洋風建築木造2階建て、広島城本丸におかれた[22]。1階に大臣室や侍従職室、2階に御座所・御召替所・侍従長室・軍議室などがあり[22]、御座所は執務室と寝室を兼ね、近くに剣璽が置かれた[23]

明治天皇はほぼここに留まって深夜まで政務を行い、質素な生活をしていたと伝えられている[5]。この戦争中に見せた「精力的な活動」「質素な生活」つまり「聖徳」は明治後期における天皇神格化の中で重要なイメージ戦略として用いられており、例えば当時普通の古びた備品を使う様は戦前の教科書に描かれている[5]。

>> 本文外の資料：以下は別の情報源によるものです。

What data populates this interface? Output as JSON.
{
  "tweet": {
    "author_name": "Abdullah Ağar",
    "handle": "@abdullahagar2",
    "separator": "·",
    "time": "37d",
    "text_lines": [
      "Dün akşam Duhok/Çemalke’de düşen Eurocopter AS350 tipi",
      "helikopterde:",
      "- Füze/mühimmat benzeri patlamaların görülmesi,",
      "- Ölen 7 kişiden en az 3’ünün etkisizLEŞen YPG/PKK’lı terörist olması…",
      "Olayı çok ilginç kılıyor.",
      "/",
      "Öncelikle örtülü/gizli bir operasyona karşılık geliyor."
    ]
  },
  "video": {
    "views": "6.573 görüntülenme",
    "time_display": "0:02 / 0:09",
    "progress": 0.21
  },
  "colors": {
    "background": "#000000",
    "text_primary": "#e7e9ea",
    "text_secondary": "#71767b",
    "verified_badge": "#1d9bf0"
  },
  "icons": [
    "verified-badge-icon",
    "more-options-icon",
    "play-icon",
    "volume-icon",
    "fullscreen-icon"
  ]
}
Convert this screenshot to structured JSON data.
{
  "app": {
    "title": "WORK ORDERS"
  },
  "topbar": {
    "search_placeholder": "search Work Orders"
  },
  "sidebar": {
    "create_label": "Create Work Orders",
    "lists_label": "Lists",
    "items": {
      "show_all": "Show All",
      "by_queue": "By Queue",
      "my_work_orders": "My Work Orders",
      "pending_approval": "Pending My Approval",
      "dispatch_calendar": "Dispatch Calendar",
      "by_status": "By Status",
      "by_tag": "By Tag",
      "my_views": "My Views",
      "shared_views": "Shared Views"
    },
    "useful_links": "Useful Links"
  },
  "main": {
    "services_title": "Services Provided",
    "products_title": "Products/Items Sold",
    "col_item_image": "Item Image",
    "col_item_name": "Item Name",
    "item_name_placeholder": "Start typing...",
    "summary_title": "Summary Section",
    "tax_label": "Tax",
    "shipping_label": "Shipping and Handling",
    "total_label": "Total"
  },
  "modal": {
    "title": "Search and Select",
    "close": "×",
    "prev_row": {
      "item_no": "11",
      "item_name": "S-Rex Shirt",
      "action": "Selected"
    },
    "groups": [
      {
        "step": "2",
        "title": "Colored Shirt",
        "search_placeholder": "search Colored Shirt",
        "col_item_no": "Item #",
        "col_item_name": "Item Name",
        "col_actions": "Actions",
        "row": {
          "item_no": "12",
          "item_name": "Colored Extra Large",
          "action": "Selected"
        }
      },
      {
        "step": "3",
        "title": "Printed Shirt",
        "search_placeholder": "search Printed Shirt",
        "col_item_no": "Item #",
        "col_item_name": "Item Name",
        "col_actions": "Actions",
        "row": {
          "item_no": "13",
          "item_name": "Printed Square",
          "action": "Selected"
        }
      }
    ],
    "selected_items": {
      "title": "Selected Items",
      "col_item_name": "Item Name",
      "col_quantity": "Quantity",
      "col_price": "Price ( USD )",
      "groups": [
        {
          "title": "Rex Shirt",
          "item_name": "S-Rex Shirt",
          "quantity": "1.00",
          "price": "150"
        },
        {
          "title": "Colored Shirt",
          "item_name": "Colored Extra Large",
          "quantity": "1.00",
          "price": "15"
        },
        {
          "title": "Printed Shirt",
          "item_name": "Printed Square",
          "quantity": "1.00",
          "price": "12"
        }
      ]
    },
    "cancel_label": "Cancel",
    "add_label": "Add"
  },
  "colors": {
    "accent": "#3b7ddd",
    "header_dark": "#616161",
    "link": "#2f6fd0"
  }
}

後に明治天皇は当時のことを詠んでいる[23]

たむろして よなよな見てし 廣島の
月はその夜に かはらざるらむ

1896年(明治29年)大本営解散後は第5師団管理の下「大本営址」は文化財として保護され[24]史蹟名勝天然紀念物保存法施行により「史蹟明治二十七八年戦役広島大本営」として1926年大正15年)に国の史跡(旧史跡)に指定され[22]た。1928年(昭和3年)から広島城天守の一般開放が始まり、あわせて名所として公開された[22]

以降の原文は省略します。